Assist enough clinicopathological lectures, or watch enough episodes of “house”, and each medical case begins to look like a mystery to be resolved. Lisa Sanders, the doctor in the center of Times magazine The Netflix series and series “Diagnostic” compared its work to that of Sherlock Holmes. But the daily practice of medicine is often much more routine and repetitive. During a rotation in a hospital goes during my training, for example, I felt less in Sherlock than as Sisyphus. Almost all patients, it seems, presented a combination of emphysema, heart failure, diabetes, chronic kidney disease and high blood pressure. I became familiar with a new sentence – “probable multifactorial”, which meant that there were several explanations on what the patient was going through – and I looked for ways to resolve one condition without exacerbating another. (The emptying of the liquid to relieve an overloaded heart, for example, can easily dehydrate the kidneys.) Sometimes a precise diagnosis was out of purpose; A patient could come with shortness of breath and low oxygen levels and be treated for chronic obstructive pulmonary disease, heart failure and pneumonia. Sometimes we never understood what had caused a given episode – but we could help the patient feel better and bring him home. Asking an AI to diagnose it would not have offered us a lot of clarity; In practice, there was no careful and satisfactory solution.

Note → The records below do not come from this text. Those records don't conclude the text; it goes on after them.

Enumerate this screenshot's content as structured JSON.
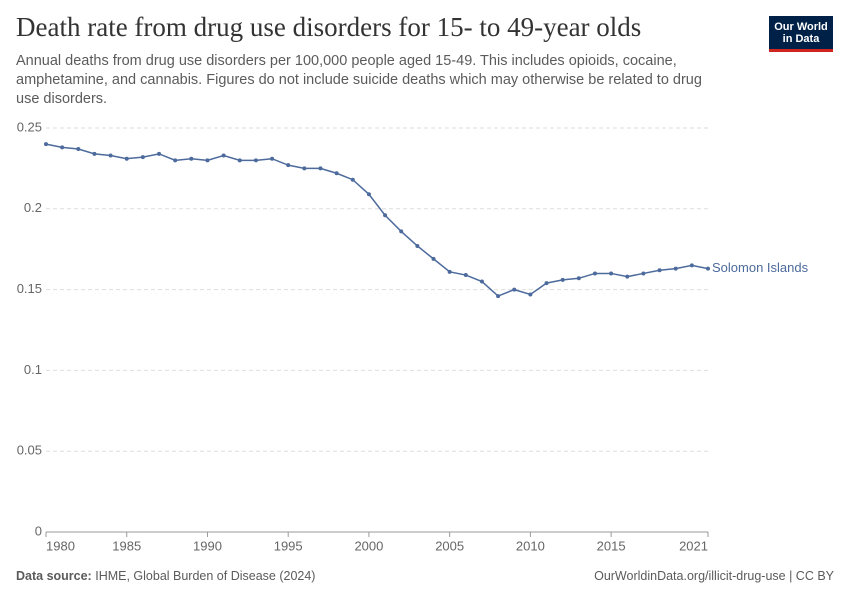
{
  "chart_data": {
    "type": "line",
    "title": "Death rate from drug use disorders for 15- to 49-year olds",
    "subtitle": "Annual deaths from drug use disorders per 100,000 people aged 15-49. This includes opioids, cocaine, amphetamine, and cannabis. Figures do not include suicide deaths which may otherwise be related to drug use disorders.",
    "logo": [
      "Our World",
      "in Data"
    ],
    "source_label": "Data source:",
    "source": "IHME, Global Burden of Disease (2024)",
    "license": "OurWorldinData.org/illicit-drug-use | CC BY",
    "x": [
      1980,
      1981,
      1982,
      1983,
      1984,
      1985,
      1986,
      1987,
      1988,
      1989,
      1990,
      1991,
      1992,
      1993,
      1994,
      1995,
      1996,
      1997,
      1998,
      1999,
      2000,
      2001,
      2002,
      2003,
      2004,
      2005,
      2006,
      2007,
      2008,
      2009,
      2010,
      2011,
      2012,
      2013,
      2014,
      2015,
      2016,
      2017,
      2018,
      2019,
      2020,
      2021
    ],
    "series": [
      {
        "name": "Solomon Islands",
        "color": "#4c6a9c",
        "values": [
          0.24,
          0.238,
          0.237,
          0.234,
          0.233,
          0.231,
          0.232,
          0.234,
          0.23,
          0.231,
          0.23,
          0.233,
          0.23,
          0.23,
          0.231,
          0.227,
          0.225,
          0.225,
          0.222,
          0.218,
          0.209,
          0.196,
          0.186,
          0.177,
          0.169,
          0.161,
          0.159,
          0.155,
          0.146,
          0.15,
          0.147,
          0.154,
          0.156,
          0.157,
          0.16,
          0.16,
          0.158,
          0.16,
          0.162,
          0.163,
          0.165,
          0.163
        ]
      }
    ],
    "xlim": [
      1980,
      2021
    ],
    "xticks": [
      1980,
      1985,
      1990,
      1995,
      2000,
      2005,
      2010,
      2015,
      2021
    ],
    "ylim": [
      0,
      0.25
    ],
    "yticks": [
      0,
      0.05,
      0.1,
      0.15,
      0.2,
      0.25
    ],
    "grid": true
  }
}
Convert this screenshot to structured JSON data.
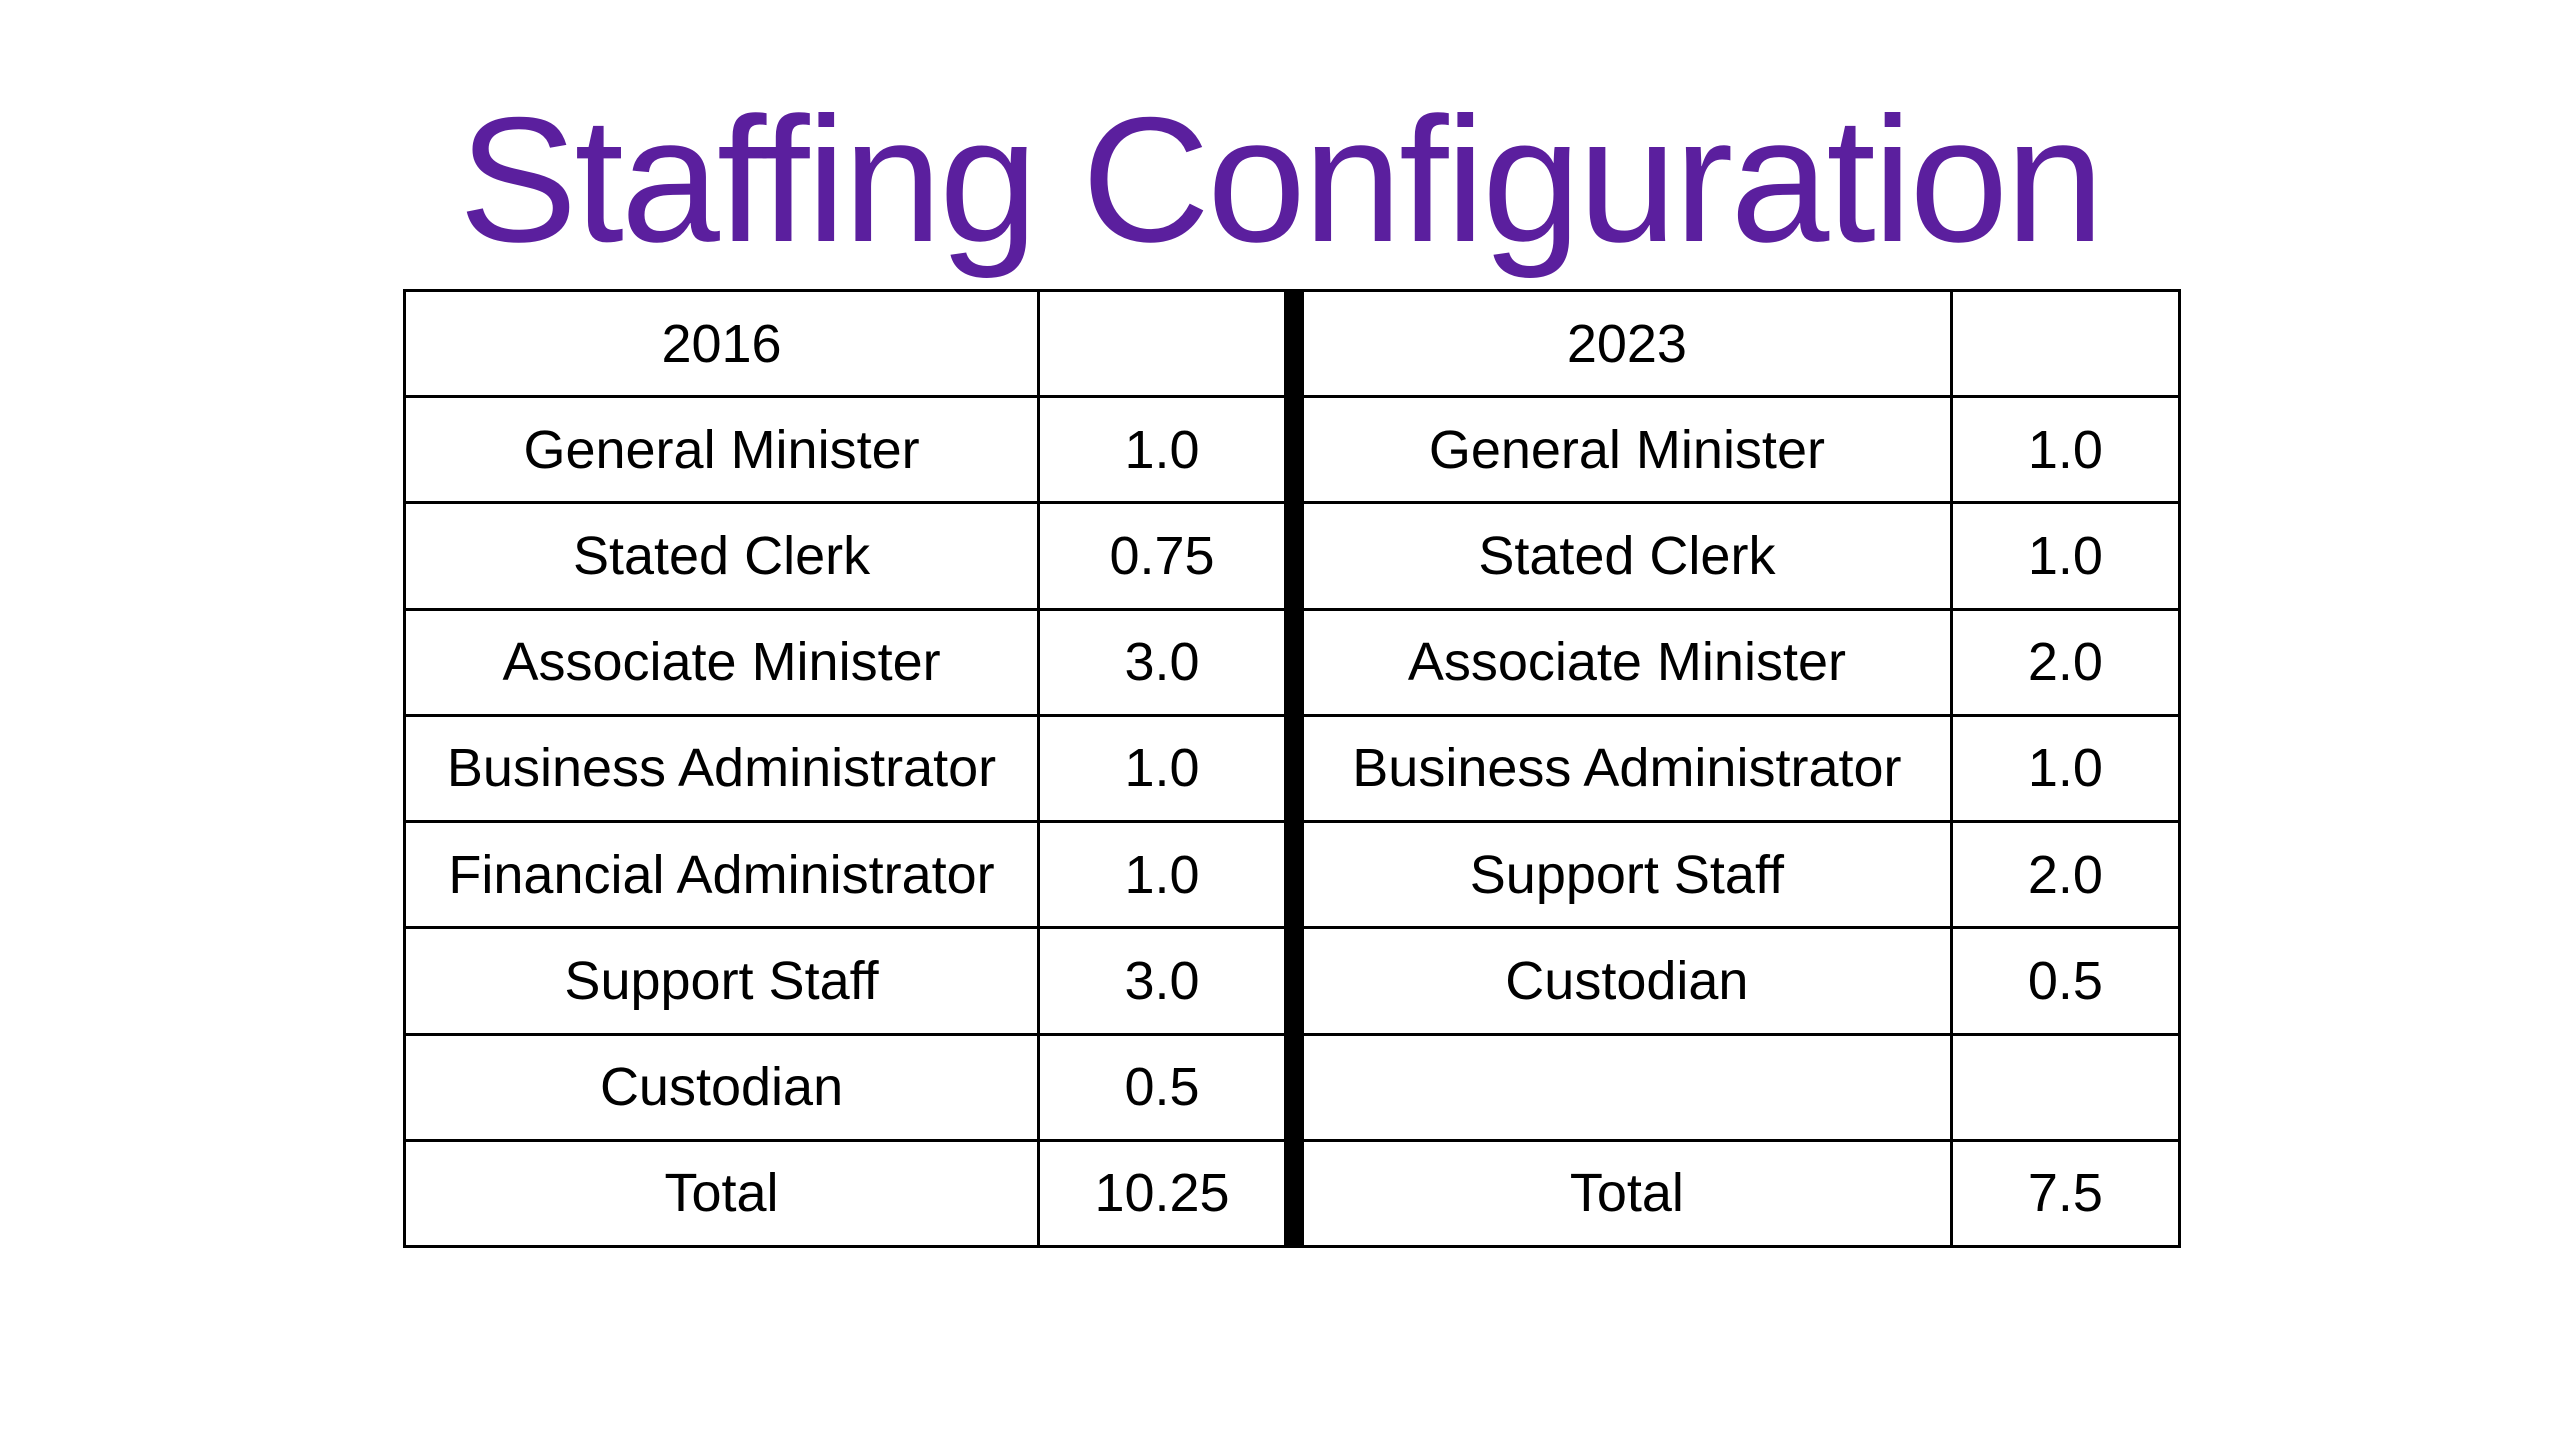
{
  "title": "Staffing Configuration",
  "table": {
    "left_header": {
      "year": "2016",
      "value": ""
    },
    "right_header": {
      "year": "2023",
      "value": ""
    },
    "rows": [
      {
        "left_role": "General Minister",
        "left_fte": "1.0",
        "right_role": "General Minister",
        "right_fte": "1.0"
      },
      {
        "left_role": "Stated Clerk",
        "left_fte": "0.75",
        "right_role": "Stated Clerk",
        "right_fte": "1.0"
      },
      {
        "left_role": "Associate Minister",
        "left_fte": "3.0",
        "right_role": "Associate Minister",
        "right_fte": "2.0"
      },
      {
        "left_role": "Business Administrator",
        "left_fte": "1.0",
        "right_role": "Business Administrator",
        "right_fte": "1.0"
      },
      {
        "left_role": "Financial Administrator",
        "left_fte": "1.0",
        "right_role": "Support Staff",
        "right_fte": "2.0"
      },
      {
        "left_role": "Support Staff",
        "left_fte": "3.0",
        "right_role": "Custodian",
        "right_fte": "0.5"
      },
      {
        "left_role": "Custodian",
        "left_fte": "0.5",
        "right_role": "",
        "right_fte": ""
      },
      {
        "left_role": "Total",
        "left_fte": "10.25",
        "right_role": "Total",
        "right_fte": "7.5"
      }
    ]
  },
  "colors": {
    "title": "#5b1f9e",
    "border": "#000000",
    "text": "#000000",
    "background": "#ffffff"
  }
}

Trying an AI with the resolution of a medical affair makes the mistake of “starting at the end”, according to Gurpreet Dhaliwal, doctor at the University of California in San Francisco, that the Times Once described as “one of the most skilful clinical diagnoses in practice”. In the opinion of Dhaliwal, the doctors would better ask AI help for “orientation”: instead of asking what has missed a patient, a doctor could ask a model to identify the trends in the patient’s trajectory, as well as important details that the doctor could have missed. The model would not give the doctor’s orders to follow; Instead, he could alert him to a recent study, offer a useful blood test or find a laboratory lead to a medical file for several decades. Dhaliwal’s vision for medical AI recognizes the difference between diagnosing people and taking care of them. “Just because you have a Japanese-English dictionary in your office

“I don’t care what they call – I need my iced coffee to be at least as large.”

Cartoon by Lauren Simkin Berke

Cabot remains experimental, but other AI tools already shape patient care. Chatgpt is blocked on the network of my hospital, but I and many of my colleagues use Openevidence. The platform has license agreements with the best medical journals and says that it complies with the Law on Patients-Priverge Hipaa. Each of his responses cites a set of articles evaluated by peers, including sometimes an exact figure or a textual quote from a relevant article, to prevent hallucinations. When I gave Openevidence a recent case, he did not immediately try to solve the mystery but rather asked me a series of clarifying questions.